The critical period for visual development is before 2 years of age (before 3 years of age) and the sensitive period for visual development is before 8 years of age (5 years of age, 13 years of age). During this stage, the visual environment influences the development of the visual system, which shows an extraordinary sensitivity to abnormal stimuli. A poor visual environment predisposes to amblyopia, especially during the critical period of visual development, but it is also the best age to treat amblyopia.
In April 1996, the National Amblyopia and Strabismus Control Group of the Chinese Academy of Ophthalmology defined amblyopia as: any amblyopia without obvious organic lesions in the eye, caused mainly by functional factors, with distance visual acuity <0.9 and cannot be corrected is classified as amblyopia.
Classification of amblyopia
I. Classification according to the degree of amblyopia
1. Mild amblyopia: corrected visual acuity of 0.8 to 0.6.
2, moderate amblyopia: corrected visual acuity of 0.5 to 0.2.
3.Severe amblyopia: corrected visual acuity <=0.1.
Here the visual acuity refers to the corrected distance visual acuity.
Etiological classification
There are two types of amblyopia: form deprivation amblyopia, strabismic amblyopia, refractive amblyopia, refractive error amblyopia and others.

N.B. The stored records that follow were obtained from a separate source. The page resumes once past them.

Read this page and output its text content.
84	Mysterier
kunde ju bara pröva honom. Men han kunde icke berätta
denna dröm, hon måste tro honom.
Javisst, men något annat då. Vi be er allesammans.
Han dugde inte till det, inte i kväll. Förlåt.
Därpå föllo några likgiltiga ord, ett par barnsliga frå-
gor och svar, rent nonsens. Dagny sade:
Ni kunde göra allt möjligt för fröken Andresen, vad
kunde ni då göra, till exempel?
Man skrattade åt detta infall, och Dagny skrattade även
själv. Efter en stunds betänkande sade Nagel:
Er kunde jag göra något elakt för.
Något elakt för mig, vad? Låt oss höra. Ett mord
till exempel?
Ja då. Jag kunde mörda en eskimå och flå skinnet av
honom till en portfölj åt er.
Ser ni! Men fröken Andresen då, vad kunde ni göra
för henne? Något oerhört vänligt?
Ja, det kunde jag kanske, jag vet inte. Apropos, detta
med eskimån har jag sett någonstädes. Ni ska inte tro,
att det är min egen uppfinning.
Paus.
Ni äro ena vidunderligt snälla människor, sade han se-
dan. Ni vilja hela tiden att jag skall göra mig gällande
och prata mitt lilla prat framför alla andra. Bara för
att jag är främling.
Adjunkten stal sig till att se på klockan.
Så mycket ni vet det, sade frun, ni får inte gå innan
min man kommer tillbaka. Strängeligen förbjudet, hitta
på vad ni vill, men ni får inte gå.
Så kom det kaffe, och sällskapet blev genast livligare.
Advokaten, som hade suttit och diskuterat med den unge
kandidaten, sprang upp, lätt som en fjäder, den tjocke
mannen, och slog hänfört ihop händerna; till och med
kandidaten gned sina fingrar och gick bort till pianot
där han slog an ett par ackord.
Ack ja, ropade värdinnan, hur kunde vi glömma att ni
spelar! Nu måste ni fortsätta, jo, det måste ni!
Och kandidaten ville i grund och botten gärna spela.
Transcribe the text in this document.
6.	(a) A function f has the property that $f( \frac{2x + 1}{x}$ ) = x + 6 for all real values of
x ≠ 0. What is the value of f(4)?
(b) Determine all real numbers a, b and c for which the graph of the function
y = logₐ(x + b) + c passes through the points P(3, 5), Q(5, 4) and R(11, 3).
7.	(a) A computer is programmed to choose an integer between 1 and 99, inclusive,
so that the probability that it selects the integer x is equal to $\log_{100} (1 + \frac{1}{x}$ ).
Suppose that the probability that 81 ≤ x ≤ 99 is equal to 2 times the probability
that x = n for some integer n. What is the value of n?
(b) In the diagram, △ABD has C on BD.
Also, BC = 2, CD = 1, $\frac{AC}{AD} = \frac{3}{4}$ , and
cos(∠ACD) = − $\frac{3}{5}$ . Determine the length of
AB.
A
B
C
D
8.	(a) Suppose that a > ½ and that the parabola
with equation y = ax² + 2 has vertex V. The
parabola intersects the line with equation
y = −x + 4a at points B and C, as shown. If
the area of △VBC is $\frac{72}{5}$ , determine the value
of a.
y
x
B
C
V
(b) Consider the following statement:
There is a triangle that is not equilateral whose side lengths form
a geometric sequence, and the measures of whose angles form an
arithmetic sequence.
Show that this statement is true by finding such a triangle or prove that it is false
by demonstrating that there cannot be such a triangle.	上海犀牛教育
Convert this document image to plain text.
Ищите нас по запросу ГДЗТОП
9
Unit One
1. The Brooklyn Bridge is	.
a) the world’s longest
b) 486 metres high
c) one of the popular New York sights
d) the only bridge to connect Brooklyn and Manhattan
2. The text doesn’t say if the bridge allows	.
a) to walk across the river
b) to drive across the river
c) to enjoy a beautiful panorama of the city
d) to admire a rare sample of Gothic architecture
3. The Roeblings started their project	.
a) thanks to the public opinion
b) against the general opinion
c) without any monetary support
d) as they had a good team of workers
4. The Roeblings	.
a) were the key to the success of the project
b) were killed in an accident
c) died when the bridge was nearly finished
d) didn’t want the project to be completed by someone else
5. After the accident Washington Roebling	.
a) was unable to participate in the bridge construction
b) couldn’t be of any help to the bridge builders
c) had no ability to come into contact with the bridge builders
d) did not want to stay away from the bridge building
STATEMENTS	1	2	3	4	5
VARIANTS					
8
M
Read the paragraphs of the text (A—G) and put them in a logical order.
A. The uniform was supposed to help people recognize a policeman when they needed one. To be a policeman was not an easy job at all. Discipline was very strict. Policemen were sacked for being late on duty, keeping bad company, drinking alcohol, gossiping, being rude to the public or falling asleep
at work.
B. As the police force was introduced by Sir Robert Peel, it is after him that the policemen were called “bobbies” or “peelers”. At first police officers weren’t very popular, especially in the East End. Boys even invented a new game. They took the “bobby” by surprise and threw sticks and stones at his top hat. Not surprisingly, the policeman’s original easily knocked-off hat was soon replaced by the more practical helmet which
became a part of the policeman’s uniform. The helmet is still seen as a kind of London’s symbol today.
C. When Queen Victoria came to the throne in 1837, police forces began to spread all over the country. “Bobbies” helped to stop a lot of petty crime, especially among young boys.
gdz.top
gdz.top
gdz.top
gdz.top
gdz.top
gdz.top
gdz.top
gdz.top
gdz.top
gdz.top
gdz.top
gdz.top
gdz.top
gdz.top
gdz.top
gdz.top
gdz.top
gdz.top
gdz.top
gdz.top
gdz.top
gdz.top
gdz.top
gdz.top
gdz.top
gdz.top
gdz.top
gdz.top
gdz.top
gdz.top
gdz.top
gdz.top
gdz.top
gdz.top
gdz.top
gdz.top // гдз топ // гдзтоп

1. Form vision deprivation amblyopia
In infancy, due to refractive interstitial clouding, severe ptosis, and inappropriate masking, light stimuli cannot enter the eye normally, depriving the macula of the opportunity to receive clear image stimulation and causing serious impairment of visual function development. Three factors influence the degree of form deprivation amblyopia.

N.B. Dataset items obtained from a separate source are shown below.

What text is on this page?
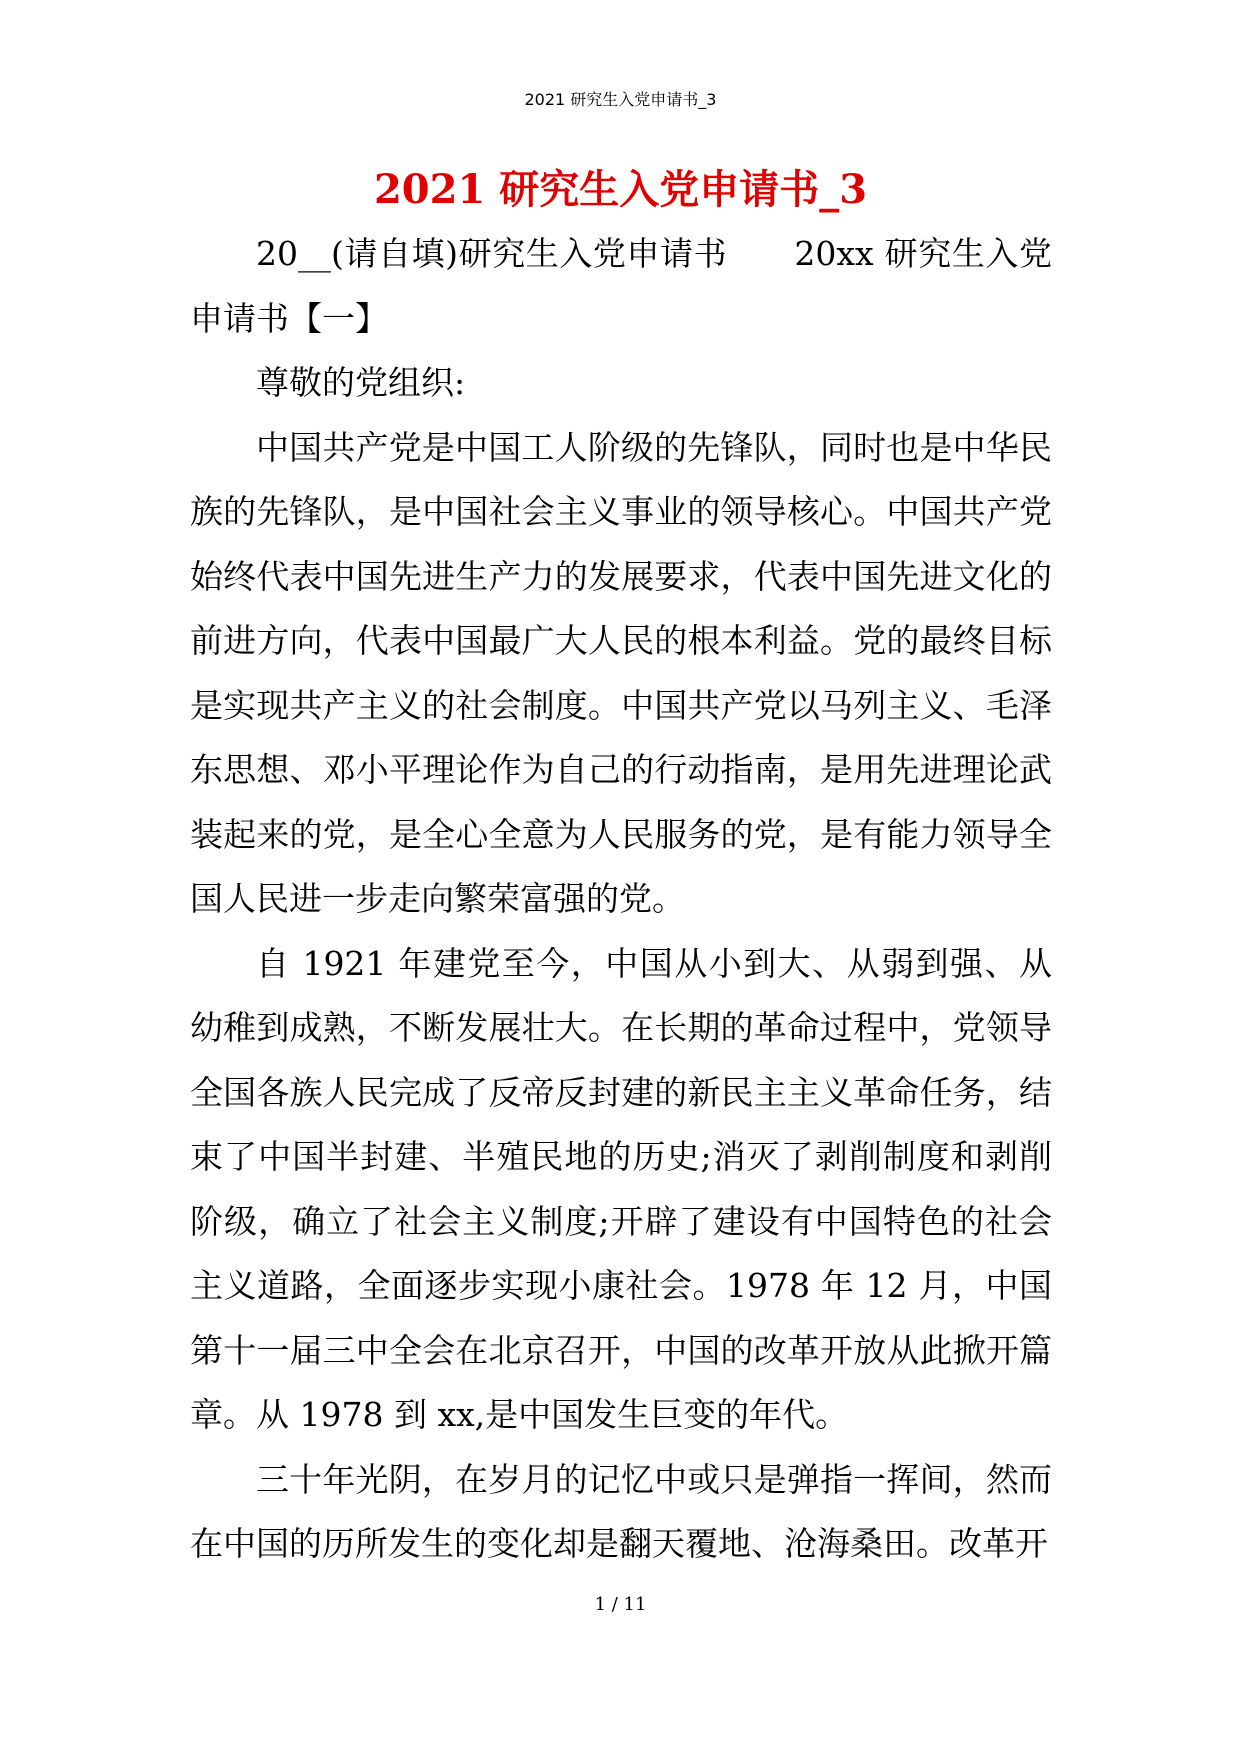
2021 研究生入党申请书_3
2021 研究生入党申请书_3

20__(请自填)研究生入党申请书　　20xx 研究生入党申请书【一】

尊敬的党组织:

中国共产党是中国工人阶级的先锋队，同时也是中华民族的先锋队，是中国社会主义事业的领导核心。中国共产党始终代表中国先进生产力的发展要求，代表中国先进文化的前进方向，代表中国最广大人民的根本利益。党的最终目标是实现共产主义的社会制度。中国共产党以马列主义、毛泽东思想、邓小平理论作为自己的行动指南，是用先进理论武装起来的党，是全心全意为人民服务的党，是有能力领导全国人民进一步走向繁荣富强的党。

自 1921 年建党至今，中国从小到大、从弱到强、从幼稚到成熟，不断发展壮大。在长期的革命过程中，党领导全国各族人民完成了反帝反封建的新民主主义革命任务，结束了中国半封建、半殖民地的历史;消灭了剥削制度和剥削阶级，确立了社会主义制度;开辟了建设有中国特色的社会主义道路，全面逐步实现小康社会。1978 年 12 月，中国第十一届三中全会在北京召开，中国的改革开放从此掀开篇章。从 1978 到 xx,是中国发生巨变的年代。

三十年光阴，在岁月的记忆中或只是弹指一挥间，然而在中国的历所发生的变化却是翻天覆地、沧海桑田。改革开

1 / 11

(1) The age at which the form deprivation begins.
(2) The duration of the form deprivation.
(3) The mode and degree of form deprivation (complete or partial, monocular or binocular). This type of amblyopia is mostly severe, difficult to treat, and has a poor prognosis. Early detection of possible causes and early treatment (etiology, amblyopia). For example: early surgery for congenital cataract; timely optical correction; avoidance of medically induced form deprivation; effective visual acuity monitoring after etiological treatment.
2.Strabismic amblyopia (strabismic amblyopia)
The patient has strabismus or has had strabismus. The strabismus causes double vision and visual confusion that makes the patient extremely uncomfortable. The visual cortex of the brain actively inhibits the visual impulses transmitted from the macula of the strabismic eye, and the macular function of the strabismic eye is suppressed for a long time, and amblyopia is formed. Amblyopia occurs in the strabismic eye with monocular amblyopia. The clinical characteristics of strabismic amblyopia are.
(1) Early onset (<2 years old), long duration, constancy, and monocular strabismus predispose to amblyopia with a higher degree; the size of the strabismus angle is not related to the degree of amblyopia.
(2) Internal strabismus is more frequent than external strabismus, and the degree of amblyopia is more severe.
(3) Eccentric gaze and abnormal retinal correspondence are the difficulties in the treatment of strabismic amblyopia.
3. Refractive amblyopia (anisometropic amblyopia)
Even if the refractive error is corrected, the image size caused by the refractive error is still unequal, which makes it difficult or impossible to fuse the two eyes into one, and the visual cortex inhibits the function of the heavier side of the refractive error, resulting in amblyopia. Monocular amblyopia. The clinical characteristics of refractive error amblyopia are
(1) hyperopia and astigmatism are easy to form amblyopia, the two account for about 97%; the degree of amblyopia is related to the degree of refractive parallax; moderate and low myopic refractive parallax is not easy to cause amblyopia, high myopia has pathological changes, low vision is not amblyopia.
(2) Positive eye position.
(3) Central or paracentral concave gaze.
(4) Better prognosis, more peripheral fusion and rough stereopsis.
(5) If no screening is performed, it is mostly detected late.
(6) Treatment: optical correction, suppression of the dominant eye.
4.Refractive amblyopia (ametropic amblyopia)
It occurs in patients with high refractive error who have not worn corrective glasses. It is mostly seen in hyperopic and astigmatic eyes, and the broad form of deprivation prevents the normal development of visual function and forms amblyopia. Refractive errors are mostly: hyperopia > 3.00 D, myopia > 6.00 D, astigmatism > 2.00 D. The clinical characteristics are
(1) Bilateral: visual acuity (sc, cc) is equal or close in both eyes; no significant refractive aberration.
(2) Positive eye position: there is no competition between the two eyes, so it does not cause the macular function inhibition.
(3) Treatment is based on optical correction, and the prognosis is better.